ASGT Position Statement on Informed Consent
August 2008

The American Society of gene Therapy (ASGT) is dedicated to the understanding, development and application of gene and related cell and nucleic acid therapies. In their work, ASGT members have an ethical obligation to promote high standards of patient safety and autonomy.

Any communication by investigators conducting clinical trials should reflect genuine concern for the safety of subjects and should be open, honest, and understandable. Information about the clinical procedure, short and long-term follow-up testing and procedures, anticipated risks and benefits (including adverse effects in preclinical studies), commercial interests involved with the trial, and the importance of patient choice, should be directly addressed.

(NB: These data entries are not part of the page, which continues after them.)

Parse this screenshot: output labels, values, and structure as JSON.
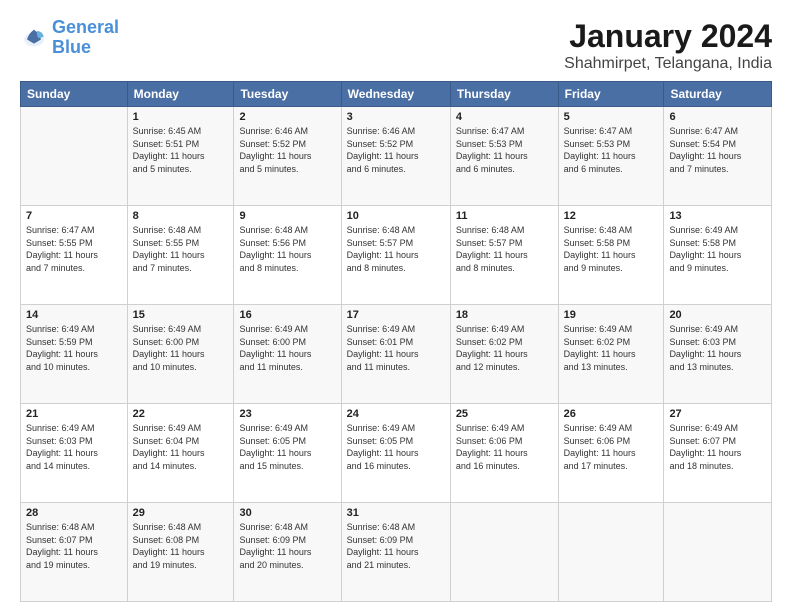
{
  "header": {
    "logo_general": "General",
    "logo_blue": "Blue",
    "title": "January 2024",
    "subtitle": "Shahmirpet, Telangana, India"
  },
  "days_of_week": [
    "Sunday",
    "Monday",
    "Tuesday",
    "Wednesday",
    "Thursday",
    "Friday",
    "Saturday"
  ],
  "weeks": [
    [
      {
        "day": "",
        "info": ""
      },
      {
        "day": "1",
        "info": "Sunrise: 6:45 AM\nSunset: 5:51 PM\nDaylight: 11 hours\nand 5 minutes."
      },
      {
        "day": "2",
        "info": "Sunrise: 6:46 AM\nSunset: 5:52 PM\nDaylight: 11 hours\nand 5 minutes."
      },
      {
        "day": "3",
        "info": "Sunrise: 6:46 AM\nSunset: 5:52 PM\nDaylight: 11 hours\nand 6 minutes."
      },
      {
        "day": "4",
        "info": "Sunrise: 6:47 AM\nSunset: 5:53 PM\nDaylight: 11 hours\nand 6 minutes."
      },
      {
        "day": "5",
        "info": "Sunrise: 6:47 AM\nSunset: 5:53 PM\nDaylight: 11 hours\nand 6 minutes."
      },
      {
        "day": "6",
        "info": "Sunrise: 6:47 AM\nSunset: 5:54 PM\nDaylight: 11 hours\nand 7 minutes."
      }
    ],
    [
      {
        "day": "7",
        "info": "Sunrise: 6:47 AM\nSunset: 5:55 PM\nDaylight: 11 hours\nand 7 minutes."
      },
      {
        "day": "8",
        "info": "Sunrise: 6:48 AM\nSunset: 5:55 PM\nDaylight: 11 hours\nand 7 minutes."
      },
      {
        "day": "9",
        "info": "Sunrise: 6:48 AM\nSunset: 5:56 PM\nDaylight: 11 hours\nand 8 minutes."
      },
      {
        "day": "10",
        "info": "Sunrise: 6:48 AM\nSunset: 5:57 PM\nDaylight: 11 hours\nand 8 minutes."
      },
      {
        "day": "11",
        "info": "Sunrise: 6:48 AM\nSunset: 5:57 PM\nDaylight: 11 hours\nand 8 minutes."
      },
      {
        "day": "12",
        "info": "Sunrise: 6:48 AM\nSunset: 5:58 PM\nDaylight: 11 hours\nand 9 minutes."
      },
      {
        "day": "13",
        "info": "Sunrise: 6:49 AM\nSunset: 5:58 PM\nDaylight: 11 hours\nand 9 minutes."
      }
    ],
    [
      {
        "day": "14",
        "info": "Sunrise: 6:49 AM\nSunset: 5:59 PM\nDaylight: 11 hours\nand 10 minutes."
      },
      {
        "day": "15",
        "info": "Sunrise: 6:49 AM\nSunset: 6:00 PM\nDaylight: 11 hours\nand 10 minutes."
      },
      {
        "day": "16",
        "info": "Sunrise: 6:49 AM\nSunset: 6:00 PM\nDaylight: 11 hours\nand 11 minutes."
      },
      {
        "day": "17",
        "info": "Sunrise: 6:49 AM\nSunset: 6:01 PM\nDaylight: 11 hours\nand 11 minutes."
      },
      {
        "day": "18",
        "info": "Sunrise: 6:49 AM\nSunset: 6:02 PM\nDaylight: 11 hours\nand 12 minutes."
      },
      {
        "day": "19",
        "info": "Sunrise: 6:49 AM\nSunset: 6:02 PM\nDaylight: 11 hours\nand 13 minutes."
      },
      {
        "day": "20",
        "info": "Sunrise: 6:49 AM\nSunset: 6:03 PM\nDaylight: 11 hours\nand 13 minutes."
      }
    ],
    [
      {
        "day": "21",
        "info": "Sunrise: 6:49 AM\nSunset: 6:03 PM\nDaylight: 11 hours\nand 14 minutes."
      },
      {
        "day": "22",
        "info": "Sunrise: 6:49 AM\nSunset: 6:04 PM\nDaylight: 11 hours\nand 14 minutes."
      },
      {
        "day": "23",
        "info": "Sunrise: 6:49 AM\nSunset: 6:05 PM\nDaylight: 11 hours\nand 15 minutes."
      },
      {
        "day": "24",
        "info": "Sunrise: 6:49 AM\nSunset: 6:05 PM\nDaylight: 11 hours\nand 16 minutes."
      },
      {
        "day": "25",
        "info": "Sunrise: 6:49 AM\nSunset: 6:06 PM\nDaylight: 11 hours\nand 16 minutes."
      },
      {
        "day": "26",
        "info": "Sunrise: 6:49 AM\nSunset: 6:06 PM\nDaylight: 11 hours\nand 17 minutes."
      },
      {
        "day": "27",
        "info": "Sunrise: 6:49 AM\nSunset: 6:07 PM\nDaylight: 11 hours\nand 18 minutes."
      }
    ],
    [
      {
        "day": "28",
        "info": "Sunrise: 6:48 AM\nSunset: 6:07 PM\nDaylight: 11 hours\nand 19 minutes."
      },
      {
        "day": "29",
        "info": "Sunrise: 6:48 AM\nSunset: 6:08 PM\nDaylight: 11 hours\nand 19 minutes."
      },
      {
        "day": "30",
        "info": "Sunrise: 6:48 AM\nSunset: 6:09 PM\nDaylight: 11 hours\nand 20 minutes."
      },
      {
        "day": "31",
        "info": "Sunrise: 6:48 AM\nSunset: 6:09 PM\nDaylight: 11 hours\nand 21 minutes."
      },
      {
        "day": "",
        "info": ""
      },
      {
        "day": "",
        "info": ""
      },
      {
        "day": "",
        "info": ""
      }
    ]
  ]
}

ASGT members conducting clinical trials are expected to abide by applicable regulations in the states and countries where trials take place. In the United States, that includes conformance with relevant provisions of Titles 21 and 45 of the Code of Federal Regulations. As thinking on informed consent is an evolving area, ASGT members should consider current information on the content and conduct of the consent process. In conducting informed consent, members should also consider the ethical issues related to the treatment of genetic diseases and the consent of special populations, including the enrollment of children in clinical trials.

Consistent with the mission of ASGT to promote education among professionals and the public about gene therapy, the ASGT will provide introductory information on the ASGT website regarding conduct of clinical trials and informed consent.